Let's try the process with a practice poem from the College Board website. While this Robert Frost piece does have a title, it has been left off for this exercise:

My Sorrow, when she's here with me,
Thinks these dark days of autumn rain
Are beautiful as days can be;
She loves the bare, the withered tree;
She walks the sodden pasture lane.

Her pleasure will not let me stay.
She talks and I am fain to list:
She's glad the birds are gone away,
She's glad her simple worsted grey
Is silver now with clinging mist.

The desolate, deserted trees,
The faded earth, the heavy sky,
The beauties she so truly sees,
She thinks I have no eye for these,
And vexes me for reason why.

Not yesterday I learned to know
The love of bare November days
Before the coming of the snow;
But it were vain to tell her so,
And they are better for her praise.

Now, let's follow the close reading process while taking notes next to the poem. Initially, I, the test taker, notice that there is no title. I recognize right away that the poem has four stanzas with a specific rhyme scheme. I recognize that the speaker references 'My sorrow' and calls it 'she' - this is personification. She loves the dark days of autumn which I know because the speaker gives many images that relate to the dreariness of autumn. I think, but I am not sure, that the speaker is saying he or she starts to see the beauty in the dreariness at the end. In summary, I think the poem might be about a person who is sad and whose emotional state helps to unveil the beauty in what would otherwise be a kind of depressing time of season.

Does this make sense? It's not that you should know all of the answers. It's that you should read closely and connect with the text by considering meaning.

Understanding the Question

Okay, so, questions on multiple-choice exams typically come in a few different forms. But that's probably something the test taker doesn't always notice because of… well, it's a test. Remember the last time you took a test? You may have been trying to concentrate so hard, but all you could hear was the ticking clock. You may have felt fluttering test-taker butterflies and read too fast, despite your attempts not to. You may have powered through the test without a clue as to how well you were doing.

Ultimately, what you're being presented with today is a method that will hopefully demystify the process for you a bit.
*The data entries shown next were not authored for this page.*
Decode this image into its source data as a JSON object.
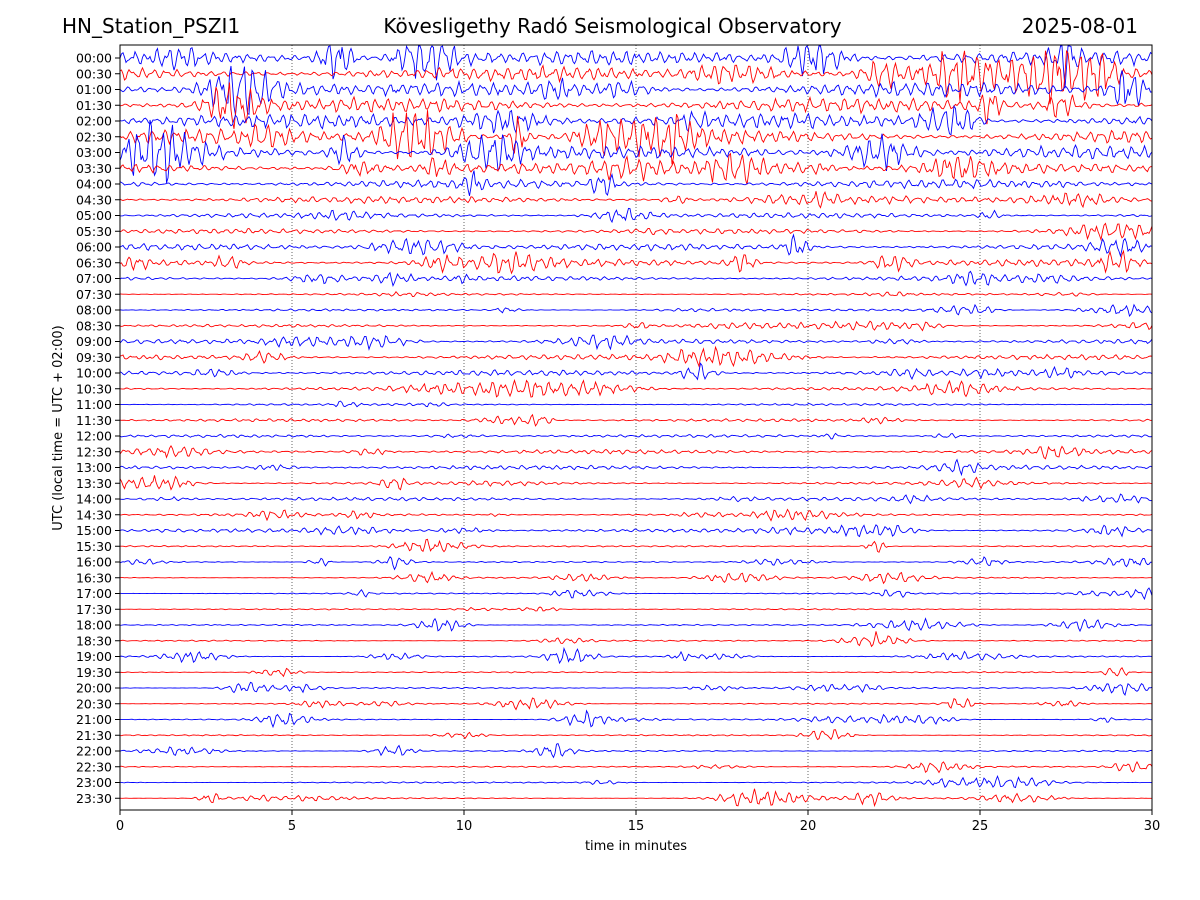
{
  "header": {
    "station": "HN_Station_PSZI1",
    "title": "Kövesligethy Radó Seismological Observatory",
    "date": "2025-08-01"
  },
  "chart_data": {
    "type": "line",
    "title": "Kövesligethy Radó Seismological Observatory",
    "xlabel": "time in minutes",
    "ylabel": "UTC (local time = UTC + 02:00)",
    "xlim": [
      0,
      30
    ],
    "x_ticks": [
      0,
      5,
      10,
      15,
      20,
      25,
      30
    ],
    "grid": "vertical dotted lines at x ticks",
    "series_colors": [
      "#0000ff",
      "#ff0000"
    ],
    "row_labels": [
      "00:00",
      "00:30",
      "01:00",
      "01:30",
      "02:00",
      "02:30",
      "03:00",
      "03:30",
      "04:00",
      "04:30",
      "05:00",
      "05:30",
      "06:00",
      "06:30",
      "07:00",
      "07:30",
      "08:00",
      "08:30",
      "09:00",
      "09:30",
      "10:00",
      "10:30",
      "11:00",
      "11:30",
      "12:00",
      "12:30",
      "13:00",
      "13:30",
      "14:00",
      "14:30",
      "15:00",
      "15:30",
      "16:00",
      "16:30",
      "17:00",
      "17:30",
      "18:00",
      "18:30",
      "19:00",
      "19:30",
      "20:00",
      "20:30",
      "21:00",
      "21:30",
      "22:00",
      "22:30",
      "23:00",
      "23:30"
    ],
    "row_activity": [
      1.0,
      1.0,
      1.0,
      1.0,
      1.0,
      1.0,
      0.9,
      0.7,
      0.6,
      0.5,
      0.35,
      0.35,
      0.45,
      0.5,
      0.35,
      0.15,
      0.15,
      0.2,
      0.3,
      0.35,
      0.4,
      0.3,
      0.15,
      0.2,
      0.2,
      0.3,
      0.3,
      0.2,
      0.25,
      0.2,
      0.25,
      0.1,
      0.05,
      0.04,
      0.05,
      0.03,
      0.06,
      0.05,
      0.07,
      0.08,
      0.08,
      0.07,
      0.09,
      0.08,
      0.1,
      0.07,
      0.1,
      0.09
    ]
  }
}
In other words, if you can identify what kind of question is being asked, it will feel a lot easier to tackle.

Consider the poem that we examined a moment ago. Now, take a look at the following four questions about this poem (the answer choices are purposefully not given here!). Consider the fact that each represents a different type of multiple-choice question:

1) The central subject of the poem is...

What kind of question is this? This is a straightforward, factual question.
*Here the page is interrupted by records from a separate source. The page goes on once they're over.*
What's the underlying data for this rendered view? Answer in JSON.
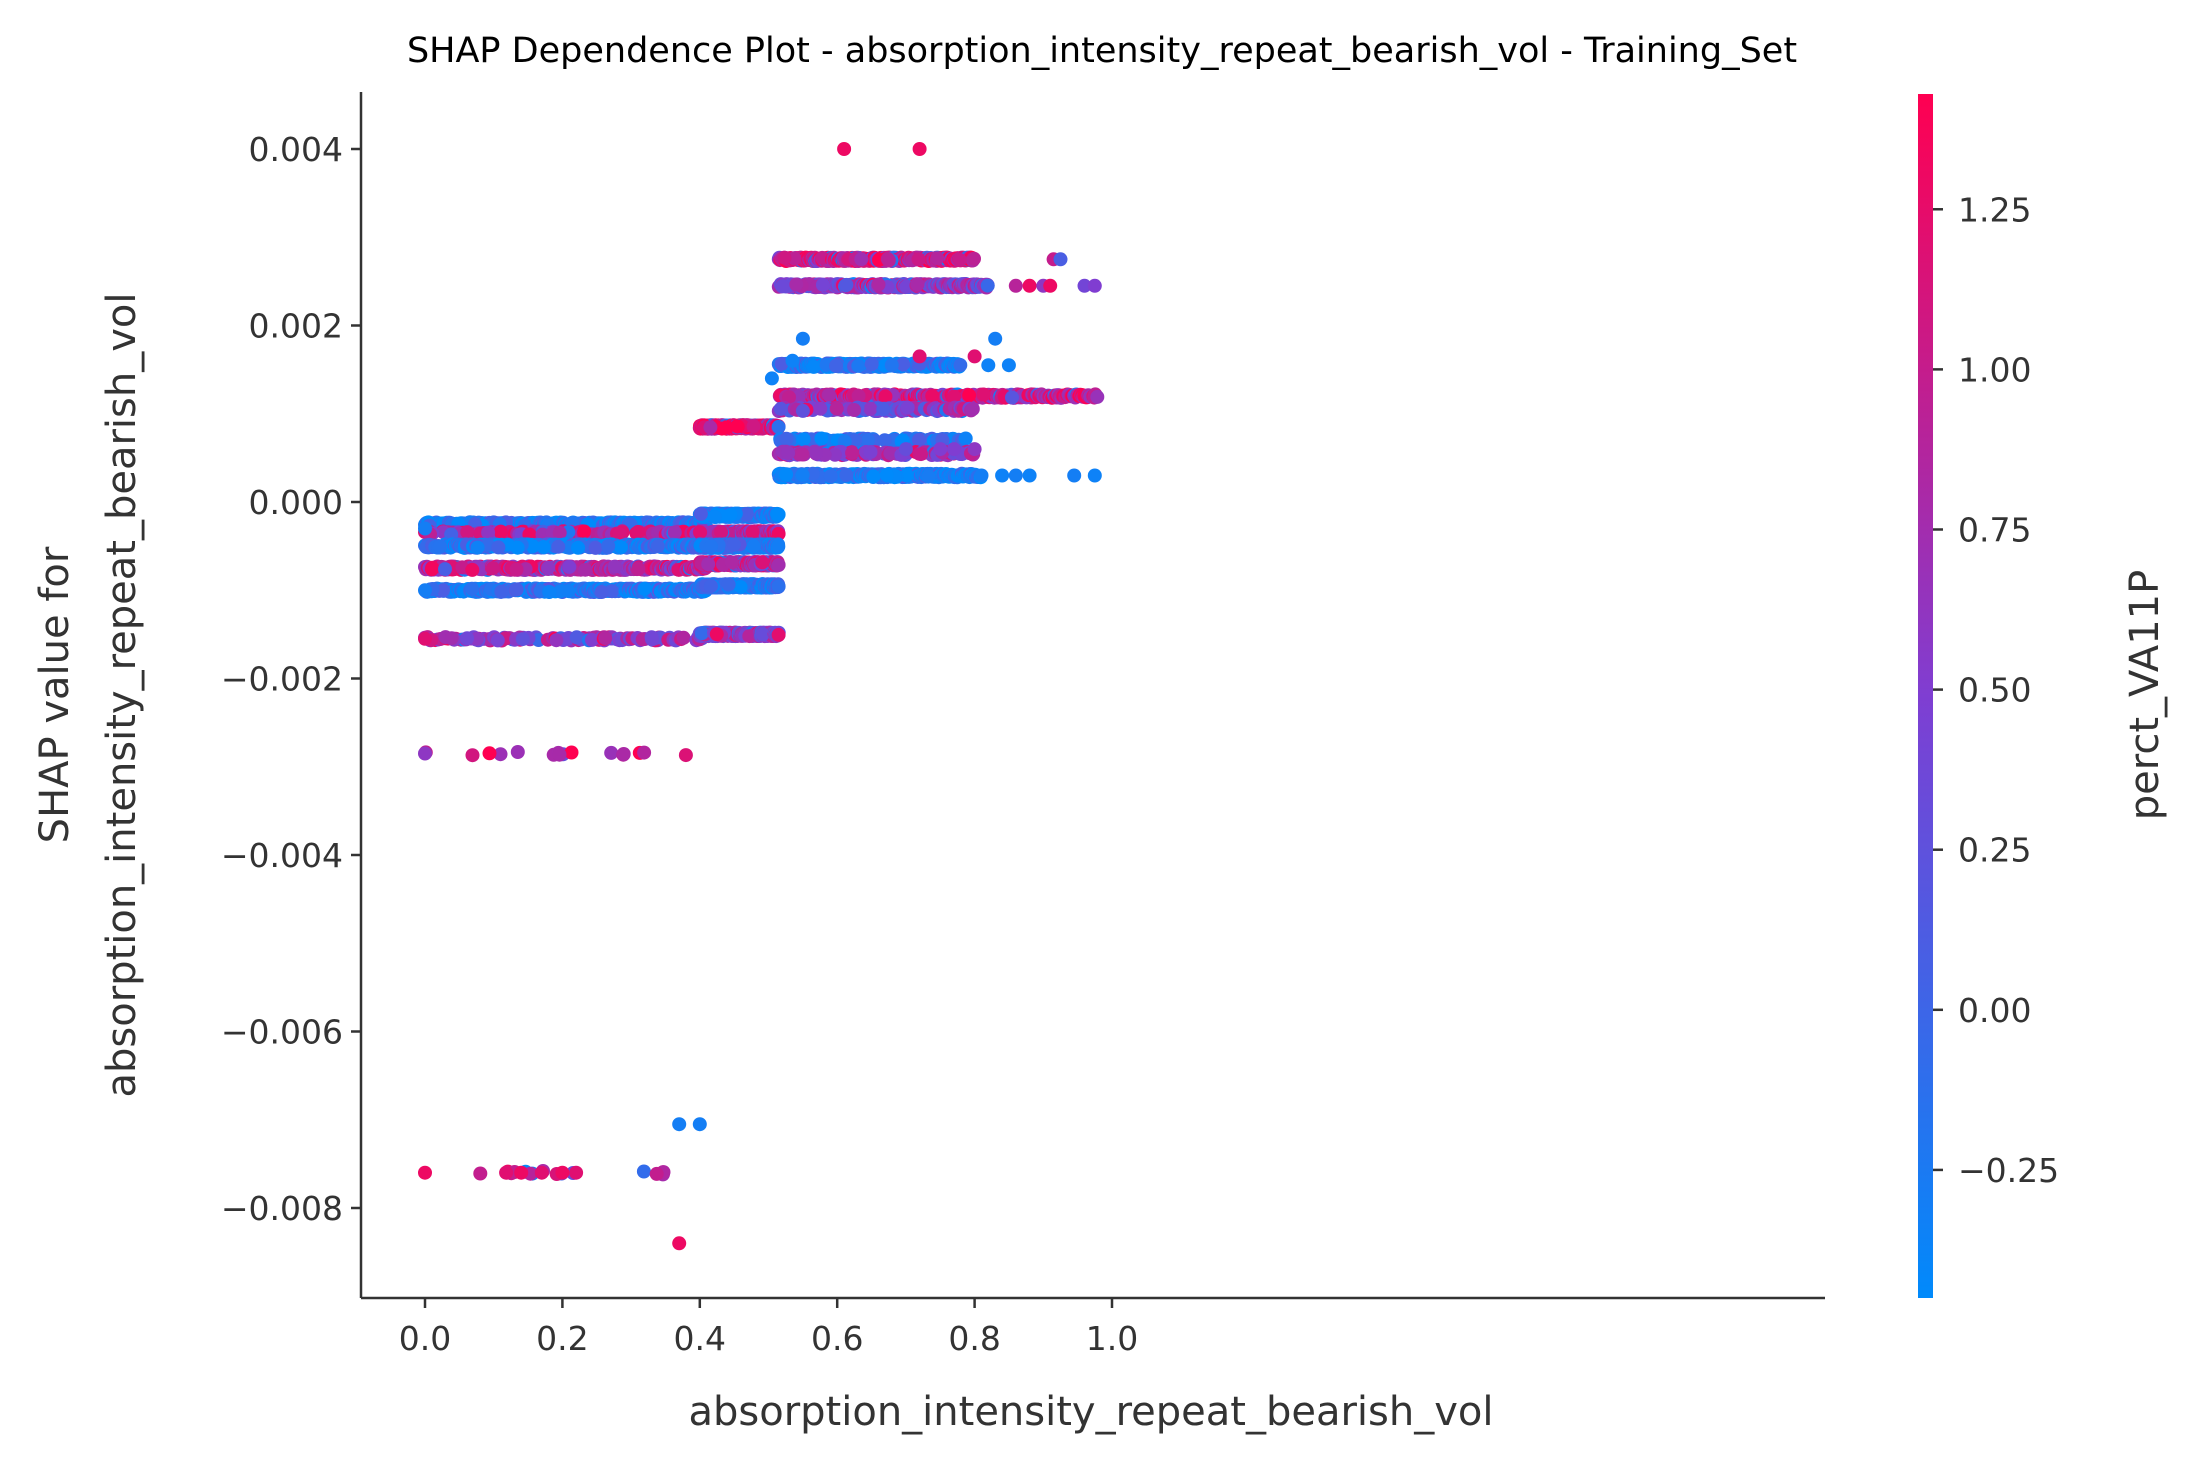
{
  "chart_data": {
    "type": "scatter",
    "title": "SHAP Dependence Plot - absorption_intensity_repeat_bearish_vol - Training_Set",
    "xlabel": "absorption_intensity_repeat_bearish_vol",
    "ylabel": [
      "SHAP value for",
      "absorption_intensity_repeat_bearish_vol"
    ],
    "xlim": [
      -0.05,
      1.025
    ],
    "ylim": [
      -0.009,
      0.0046
    ],
    "xticks": [
      0.0,
      0.2,
      0.4,
      0.6,
      0.8,
      1.0
    ],
    "xtick_labels": [
      "0.0",
      "0.2",
      "0.4",
      "0.6",
      "0.8",
      "1.0"
    ],
    "yticks": [
      0.004,
      0.002,
      0.0,
      -0.002,
      -0.004,
      -0.006,
      -0.008
    ],
    "ytick_labels": [
      "0.004",
      "0.002",
      "0.000",
      "−0.002",
      "−0.004",
      "−0.006",
      "−0.008"
    ],
    "colorbar": {
      "label": "perct_VA11P",
      "range": [
        -0.45,
        1.43
      ],
      "ticks": [
        1.25,
        1.0,
        0.75,
        0.5,
        0.25,
        0.0,
        -0.25
      ],
      "tick_labels": [
        "1.25",
        "1.00",
        "0.75",
        "0.50",
        "0.25",
        "0.00",
        "−0.25"
      ],
      "colormap": [
        "#008afb",
        "#7f3ed2",
        "#ff0051"
      ]
    },
    "grid": false,
    "bands": [
      {
        "x_range": [
          0.0,
          0.41
        ],
        "y": -0.00025,
        "color_value": -0.3,
        "density": "dense"
      },
      {
        "x_range": [
          0.0,
          0.41
        ],
        "y": -0.00035,
        "color_value": 0.9,
        "density": "medium"
      },
      {
        "x_range": [
          0.0,
          0.41
        ],
        "y": -0.0005,
        "color_value": -0.2,
        "density": "dense"
      },
      {
        "x_range": [
          0.0,
          0.41
        ],
        "y": -0.00075,
        "color_value": 0.9,
        "density": "dense"
      },
      {
        "x_range": [
          0.0,
          0.41
        ],
        "y": -0.001,
        "color_value": -0.2,
        "density": "dense"
      },
      {
        "x_range": [
          0.0,
          0.41
        ],
        "y": -0.00155,
        "color_value": 0.7,
        "density": "medium"
      },
      {
        "x_range": [
          0.0,
          0.4
        ],
        "y": -0.00285,
        "color_value": 1.1,
        "density": "sparse"
      },
      {
        "x_range": [
          0.0,
          0.4
        ],
        "y": -0.0076,
        "color_value": 1.2,
        "density": "sparse"
      },
      {
        "x_range": [
          0.4,
          0.515
        ],
        "y": 0.00085,
        "color_value": 1.2,
        "density": "dense"
      },
      {
        "x_range": [
          0.4,
          0.515
        ],
        "y": -0.00015,
        "color_value": -0.3,
        "density": "dense"
      },
      {
        "x_range": [
          0.4,
          0.515
        ],
        "y": -0.00035,
        "color_value": 0.9,
        "density": "dense"
      },
      {
        "x_range": [
          0.4,
          0.515
        ],
        "y": -0.0005,
        "color_value": -0.2,
        "density": "dense"
      },
      {
        "x_range": [
          0.4,
          0.515
        ],
        "y": -0.0007,
        "color_value": 0.9,
        "density": "dense"
      },
      {
        "x_range": [
          0.4,
          0.515
        ],
        "y": -0.00095,
        "color_value": -0.2,
        "density": "dense"
      },
      {
        "x_range": [
          0.4,
          0.515
        ],
        "y": -0.0015,
        "color_value": 0.6,
        "density": "dense"
      },
      {
        "x_range": [
          0.515,
          0.8
        ],
        "y": 0.00275,
        "color_value": 1.1,
        "density": "dense"
      },
      {
        "x_range": [
          0.515,
          0.82
        ],
        "y": 0.00245,
        "color_value": 0.6,
        "density": "dense"
      },
      {
        "x_range": [
          0.515,
          0.78
        ],
        "y": 0.00155,
        "color_value": -0.3,
        "density": "dense"
      },
      {
        "x_range": [
          0.515,
          0.98
        ],
        "y": 0.0012,
        "color_value": 1.0,
        "density": "dense"
      },
      {
        "x_range": [
          0.515,
          0.8
        ],
        "y": 0.00105,
        "color_value": 0.5,
        "density": "medium"
      },
      {
        "x_range": [
          0.515,
          0.8
        ],
        "y": 0.0007,
        "color_value": -0.2,
        "density": "medium"
      },
      {
        "x_range": [
          0.515,
          0.8
        ],
        "y": 0.00055,
        "color_value": 0.7,
        "density": "medium"
      },
      {
        "x_range": [
          0.515,
          0.81
        ],
        "y": 0.0003,
        "color_value": -0.35,
        "density": "dense"
      }
    ],
    "points": [
      {
        "x": 0.61,
        "y": 0.004,
        "c": 1.3
      },
      {
        "x": 0.72,
        "y": 0.004,
        "c": 1.3
      },
      {
        "x": 0.37,
        "y": -0.0084,
        "c": 1.3
      },
      {
        "x": 0.37,
        "y": -0.00705,
        "c": -0.3
      },
      {
        "x": 0.4,
        "y": -0.00705,
        "c": -0.3
      },
      {
        "x": 0.0,
        "y": -0.00285,
        "c": 0.6
      },
      {
        "x": 0.0,
        "y": -0.00155,
        "c": 1.2
      },
      {
        "x": 0.0,
        "y": -0.001,
        "c": -0.3
      },
      {
        "x": 0.0,
        "y": -0.0003,
        "c": -0.3
      },
      {
        "x": 0.0,
        "y": -0.0076,
        "c": 1.3
      },
      {
        "x": 0.118,
        "y": -0.0076,
        "c": 1.2
      },
      {
        "x": 0.14,
        "y": -0.0076,
        "c": 1.3
      },
      {
        "x": 0.17,
        "y": -0.0076,
        "c": 1.2
      },
      {
        "x": 0.2,
        "y": -0.0076,
        "c": 1.3
      },
      {
        "x": 0.22,
        "y": -0.0076,
        "c": 1.2
      },
      {
        "x": 0.505,
        "y": 0.0014,
        "c": -0.35
      },
      {
        "x": 0.55,
        "y": 0.00185,
        "c": -0.3
      },
      {
        "x": 0.535,
        "y": 0.0016,
        "c": -0.35
      },
      {
        "x": 0.72,
        "y": 0.00165,
        "c": 1.2
      },
      {
        "x": 0.8,
        "y": 0.00165,
        "c": 1.2
      },
      {
        "x": 0.82,
        "y": 0.00155,
        "c": -0.35
      },
      {
        "x": 0.83,
        "y": 0.00185,
        "c": -0.3
      },
      {
        "x": 0.85,
        "y": 0.00155,
        "c": -0.35
      },
      {
        "x": 0.86,
        "y": 0.00245,
        "c": 0.9
      },
      {
        "x": 0.88,
        "y": 0.00245,
        "c": 1.3
      },
      {
        "x": 0.9,
        "y": 0.00245,
        "c": 0.6
      },
      {
        "x": 0.91,
        "y": 0.00245,
        "c": 1.3
      },
      {
        "x": 0.915,
        "y": 0.00275,
        "c": 1.0
      },
      {
        "x": 0.925,
        "y": 0.00275,
        "c": 0.1
      },
      {
        "x": 0.96,
        "y": 0.00245,
        "c": 0.4
      },
      {
        "x": 0.975,
        "y": 0.00245,
        "c": 0.5
      },
      {
        "x": 0.81,
        "y": 0.0003,
        "c": -0.3
      },
      {
        "x": 0.84,
        "y": 0.0003,
        "c": -0.35
      },
      {
        "x": 0.86,
        "y": 0.0003,
        "c": -0.3
      },
      {
        "x": 0.88,
        "y": 0.0003,
        "c": -0.35
      },
      {
        "x": 0.945,
        "y": 0.0003,
        "c": -0.3
      },
      {
        "x": 0.975,
        "y": 0.0003,
        "c": -0.35
      },
      {
        "x": 0.8,
        "y": 0.0006,
        "c": 0.6
      },
      {
        "x": 0.77,
        "y": 0.0006,
        "c": 0.5
      },
      {
        "x": 0.75,
        "y": 0.0006,
        "c": 0.5
      },
      {
        "x": 0.7,
        "y": 0.0006,
        "c": 0.3
      }
    ]
  }
}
2) The poet primarily uses which literary device to characterize the speaker's 'sorrow'?

This is a question that asks the test taker to draw conclusions based upon literary definitions. Obviously, there is fact and analysis involved, but the question itself focuses on literary devices and definitions.
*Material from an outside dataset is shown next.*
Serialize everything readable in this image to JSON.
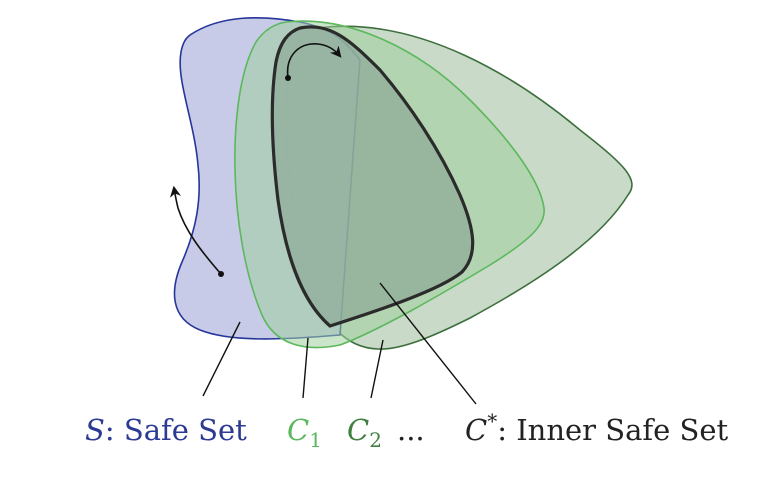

3) In context, the word 'simple' in line 9 most nearly means...

This question involves a little bit of analysis and interpretation.

4) The speaker's attitude in the poem is primarily one of...

This question asks the test taker to read the text and infer something specific - in other words, make an educated conclusion from evidence.

These four questions are basic models of the typical questions that appear on multiple-choice exams for literature. While it may be difficult to classify them at first sight, knowing what type of question is being asked can be a crucial step in figuring out what is being asked - especially when questions involve less tangible topics, like the tone or mood of a piece or the speaker's attitude. If you read the prompt and think, 'Yikes, I don't know what's being asked, but I recognize the type of question,' then you will have an understanding of what is expected of you and where to look in the text.